I think we have to understand that there is not one solution that is right for everyone. Some people choose not to have children, some people choose to adopt, some people choose to use whatever medical science has to offer in order to conceive and some people choose to have many children (a close friend is pregnant with her 5th child and is thrilled). Personally, I am one of four children and my mother would have kept going if my father would have agreed to it. This is what freedom is. We should each be allowed to make the choices that are right for us and our own family and we should not judge each other by the choices we make.
|
|
|
Post by Metella on May 17, 2006 13:57:33 GMT -5
Forgive my apparent callusness, I' am just a product of my upbringing. I was brought up to shun artifical methods of conseption & my mother has little tolerence for it (dad cares not one way or the other), thus I' am the same way. Amazing - this sounds like you have no interest in the subject; have not thought about it and it's implications; but by damned - since that is the way my mom did it - that is the only way that is right. I can be pretty rough around the edges too, but I do try to couch my posts so as not to outright offend - the statements you made above really point to a nearly pathological lack of empathy all around. I've never had an enlarged prostrate, nor will I ever, but I can lend some empathy to a person in pain. There are horror stories about adoption. I know there is scientific evidence done on many sets of identical twins showing a development pattern nearer to the biological parents than the adopting ones ..... that a BABY adopted at birth will develop personality traits about 80% like the biological parents.
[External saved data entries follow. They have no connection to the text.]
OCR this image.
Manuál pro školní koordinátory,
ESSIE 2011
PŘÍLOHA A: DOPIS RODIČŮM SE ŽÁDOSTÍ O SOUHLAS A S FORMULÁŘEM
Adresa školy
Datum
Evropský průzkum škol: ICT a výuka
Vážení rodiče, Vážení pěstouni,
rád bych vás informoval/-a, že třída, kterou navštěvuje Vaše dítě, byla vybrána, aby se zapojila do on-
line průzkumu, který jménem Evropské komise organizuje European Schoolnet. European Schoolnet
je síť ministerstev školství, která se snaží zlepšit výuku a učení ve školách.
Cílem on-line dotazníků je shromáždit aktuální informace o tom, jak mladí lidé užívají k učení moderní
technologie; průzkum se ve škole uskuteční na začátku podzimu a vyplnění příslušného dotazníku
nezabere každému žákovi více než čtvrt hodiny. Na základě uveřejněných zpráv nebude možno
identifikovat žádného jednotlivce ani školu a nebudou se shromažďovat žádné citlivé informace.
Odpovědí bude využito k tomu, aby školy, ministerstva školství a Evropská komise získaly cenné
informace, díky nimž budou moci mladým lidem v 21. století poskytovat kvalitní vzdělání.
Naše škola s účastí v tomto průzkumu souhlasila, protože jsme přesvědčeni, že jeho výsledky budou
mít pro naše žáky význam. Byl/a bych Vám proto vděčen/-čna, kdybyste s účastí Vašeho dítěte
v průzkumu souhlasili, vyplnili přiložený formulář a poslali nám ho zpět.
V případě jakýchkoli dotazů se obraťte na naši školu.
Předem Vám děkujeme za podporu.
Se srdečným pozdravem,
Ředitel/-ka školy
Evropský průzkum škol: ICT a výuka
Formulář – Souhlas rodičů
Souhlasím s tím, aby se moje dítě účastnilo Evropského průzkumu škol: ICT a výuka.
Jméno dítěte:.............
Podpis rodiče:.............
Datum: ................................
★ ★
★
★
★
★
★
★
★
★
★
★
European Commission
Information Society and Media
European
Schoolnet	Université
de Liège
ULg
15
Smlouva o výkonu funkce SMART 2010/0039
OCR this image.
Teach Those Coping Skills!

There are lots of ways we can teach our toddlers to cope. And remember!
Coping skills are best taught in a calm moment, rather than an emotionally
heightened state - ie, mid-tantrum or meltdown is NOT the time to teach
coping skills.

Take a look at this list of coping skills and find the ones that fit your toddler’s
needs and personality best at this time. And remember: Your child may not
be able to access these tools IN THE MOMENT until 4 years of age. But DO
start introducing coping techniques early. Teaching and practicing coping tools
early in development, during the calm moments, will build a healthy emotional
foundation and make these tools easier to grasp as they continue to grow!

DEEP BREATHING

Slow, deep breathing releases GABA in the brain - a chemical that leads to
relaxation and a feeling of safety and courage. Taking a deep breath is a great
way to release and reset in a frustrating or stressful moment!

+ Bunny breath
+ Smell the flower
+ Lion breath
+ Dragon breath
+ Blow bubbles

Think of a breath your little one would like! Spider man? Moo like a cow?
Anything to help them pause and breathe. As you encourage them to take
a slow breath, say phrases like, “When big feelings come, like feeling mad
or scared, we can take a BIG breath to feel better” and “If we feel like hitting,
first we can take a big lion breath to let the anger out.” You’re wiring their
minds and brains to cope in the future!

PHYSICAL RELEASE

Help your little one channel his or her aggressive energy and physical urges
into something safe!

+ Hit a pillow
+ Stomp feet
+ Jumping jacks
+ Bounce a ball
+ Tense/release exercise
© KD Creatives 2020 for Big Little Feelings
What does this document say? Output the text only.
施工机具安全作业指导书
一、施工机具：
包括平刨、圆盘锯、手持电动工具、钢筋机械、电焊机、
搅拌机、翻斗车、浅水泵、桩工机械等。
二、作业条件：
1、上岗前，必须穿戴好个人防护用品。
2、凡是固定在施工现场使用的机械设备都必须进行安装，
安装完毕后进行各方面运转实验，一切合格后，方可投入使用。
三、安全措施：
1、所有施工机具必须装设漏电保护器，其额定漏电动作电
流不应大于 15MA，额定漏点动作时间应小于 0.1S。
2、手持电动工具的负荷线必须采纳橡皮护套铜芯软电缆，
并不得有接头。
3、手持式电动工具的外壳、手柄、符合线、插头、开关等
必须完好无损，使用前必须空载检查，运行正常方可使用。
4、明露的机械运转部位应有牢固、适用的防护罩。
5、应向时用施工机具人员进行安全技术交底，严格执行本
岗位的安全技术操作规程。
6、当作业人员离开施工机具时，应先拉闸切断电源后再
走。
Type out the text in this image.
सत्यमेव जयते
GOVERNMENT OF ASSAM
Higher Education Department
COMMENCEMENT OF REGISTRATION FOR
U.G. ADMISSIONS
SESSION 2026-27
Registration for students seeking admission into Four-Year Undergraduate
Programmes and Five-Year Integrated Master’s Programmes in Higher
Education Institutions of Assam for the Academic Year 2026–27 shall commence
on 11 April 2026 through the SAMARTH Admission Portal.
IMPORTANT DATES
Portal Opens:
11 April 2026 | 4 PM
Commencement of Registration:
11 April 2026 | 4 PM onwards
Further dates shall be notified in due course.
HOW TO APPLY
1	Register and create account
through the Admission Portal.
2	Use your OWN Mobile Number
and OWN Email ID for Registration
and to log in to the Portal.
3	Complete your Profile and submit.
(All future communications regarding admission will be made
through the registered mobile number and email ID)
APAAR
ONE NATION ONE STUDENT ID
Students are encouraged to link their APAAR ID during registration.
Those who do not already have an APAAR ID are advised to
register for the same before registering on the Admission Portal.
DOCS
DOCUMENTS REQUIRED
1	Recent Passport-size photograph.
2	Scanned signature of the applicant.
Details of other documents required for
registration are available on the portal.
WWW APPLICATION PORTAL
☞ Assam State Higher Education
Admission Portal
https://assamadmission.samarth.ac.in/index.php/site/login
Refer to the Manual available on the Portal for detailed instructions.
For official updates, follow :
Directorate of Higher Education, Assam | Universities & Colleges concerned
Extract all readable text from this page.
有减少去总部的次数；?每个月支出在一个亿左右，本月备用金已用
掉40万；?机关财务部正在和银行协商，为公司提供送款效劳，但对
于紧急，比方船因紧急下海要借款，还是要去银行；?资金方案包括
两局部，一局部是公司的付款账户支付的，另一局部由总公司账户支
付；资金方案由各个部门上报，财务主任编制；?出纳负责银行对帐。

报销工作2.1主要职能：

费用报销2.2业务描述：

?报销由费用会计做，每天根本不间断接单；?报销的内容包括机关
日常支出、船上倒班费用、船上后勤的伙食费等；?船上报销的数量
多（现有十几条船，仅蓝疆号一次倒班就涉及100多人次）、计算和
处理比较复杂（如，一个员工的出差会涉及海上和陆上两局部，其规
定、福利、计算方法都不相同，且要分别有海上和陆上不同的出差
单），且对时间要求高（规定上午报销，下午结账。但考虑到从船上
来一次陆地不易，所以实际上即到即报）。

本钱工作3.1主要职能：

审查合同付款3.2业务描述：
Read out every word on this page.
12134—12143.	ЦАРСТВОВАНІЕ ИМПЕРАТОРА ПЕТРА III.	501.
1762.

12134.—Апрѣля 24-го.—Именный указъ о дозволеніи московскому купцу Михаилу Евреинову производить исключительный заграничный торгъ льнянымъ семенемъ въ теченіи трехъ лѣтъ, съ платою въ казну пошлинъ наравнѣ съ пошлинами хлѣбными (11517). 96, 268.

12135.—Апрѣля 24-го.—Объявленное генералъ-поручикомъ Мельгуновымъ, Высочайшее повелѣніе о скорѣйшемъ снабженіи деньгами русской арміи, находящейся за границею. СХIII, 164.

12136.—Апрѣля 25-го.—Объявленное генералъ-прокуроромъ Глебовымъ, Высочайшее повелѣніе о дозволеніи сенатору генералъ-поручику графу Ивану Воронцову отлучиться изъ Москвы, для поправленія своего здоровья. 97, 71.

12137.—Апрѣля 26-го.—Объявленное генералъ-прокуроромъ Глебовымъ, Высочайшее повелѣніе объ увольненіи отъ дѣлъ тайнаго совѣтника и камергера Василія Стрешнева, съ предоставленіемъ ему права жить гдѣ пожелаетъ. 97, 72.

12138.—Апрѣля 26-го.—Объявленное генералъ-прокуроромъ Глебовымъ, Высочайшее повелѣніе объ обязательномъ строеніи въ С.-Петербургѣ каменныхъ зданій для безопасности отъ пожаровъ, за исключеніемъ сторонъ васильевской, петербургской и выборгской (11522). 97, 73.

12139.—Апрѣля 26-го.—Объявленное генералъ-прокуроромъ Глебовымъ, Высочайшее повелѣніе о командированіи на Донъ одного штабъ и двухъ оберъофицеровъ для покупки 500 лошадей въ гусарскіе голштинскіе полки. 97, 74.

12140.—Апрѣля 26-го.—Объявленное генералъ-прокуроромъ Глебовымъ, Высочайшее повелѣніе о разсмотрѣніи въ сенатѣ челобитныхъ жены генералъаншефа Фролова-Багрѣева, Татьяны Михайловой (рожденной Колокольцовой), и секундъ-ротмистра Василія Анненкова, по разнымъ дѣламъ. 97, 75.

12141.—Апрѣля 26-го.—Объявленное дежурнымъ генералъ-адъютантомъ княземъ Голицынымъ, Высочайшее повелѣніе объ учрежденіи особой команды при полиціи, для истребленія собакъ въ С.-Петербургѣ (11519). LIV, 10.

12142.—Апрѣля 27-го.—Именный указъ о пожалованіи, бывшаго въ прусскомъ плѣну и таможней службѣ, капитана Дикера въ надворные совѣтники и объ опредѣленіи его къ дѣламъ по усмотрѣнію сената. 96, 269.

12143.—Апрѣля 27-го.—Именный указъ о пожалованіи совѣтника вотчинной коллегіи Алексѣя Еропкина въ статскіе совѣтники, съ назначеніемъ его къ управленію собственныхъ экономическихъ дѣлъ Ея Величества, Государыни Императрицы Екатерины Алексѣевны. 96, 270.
That could cause troubles if you have one set of parents who are active, loud, aggressive etc and one set who are reserved, quiet and so forth. It is, as someone said, not nirvana. I still look at adoption as the more logical choice for a couple when they find out they cannot have their own, but I don't discount many emotional reasons for going for invitro and the rest.
|
|
|
Post by kawaiidragonfoe821 on May 17, 2006 14:18:39 GMT -5
What do you mean I have no interest in the subject? I started this thread didnt I? I don't try to couch my posts at all, it is not who I' am. The point is if we were sitting around having this discussion if it were 100 years ago because in vitro & embryo implantation wouldnt be available.
I believe that the scientists ared also mostly to blame for this also, they played god (basically) & tramped on everything evolution has worked so hard to build. I think this is the reason we have so many birth defects & mental illnesses, because people who shoudnt (as nature governs, & she makes no mistakes) have children arent willing to take no for an answer!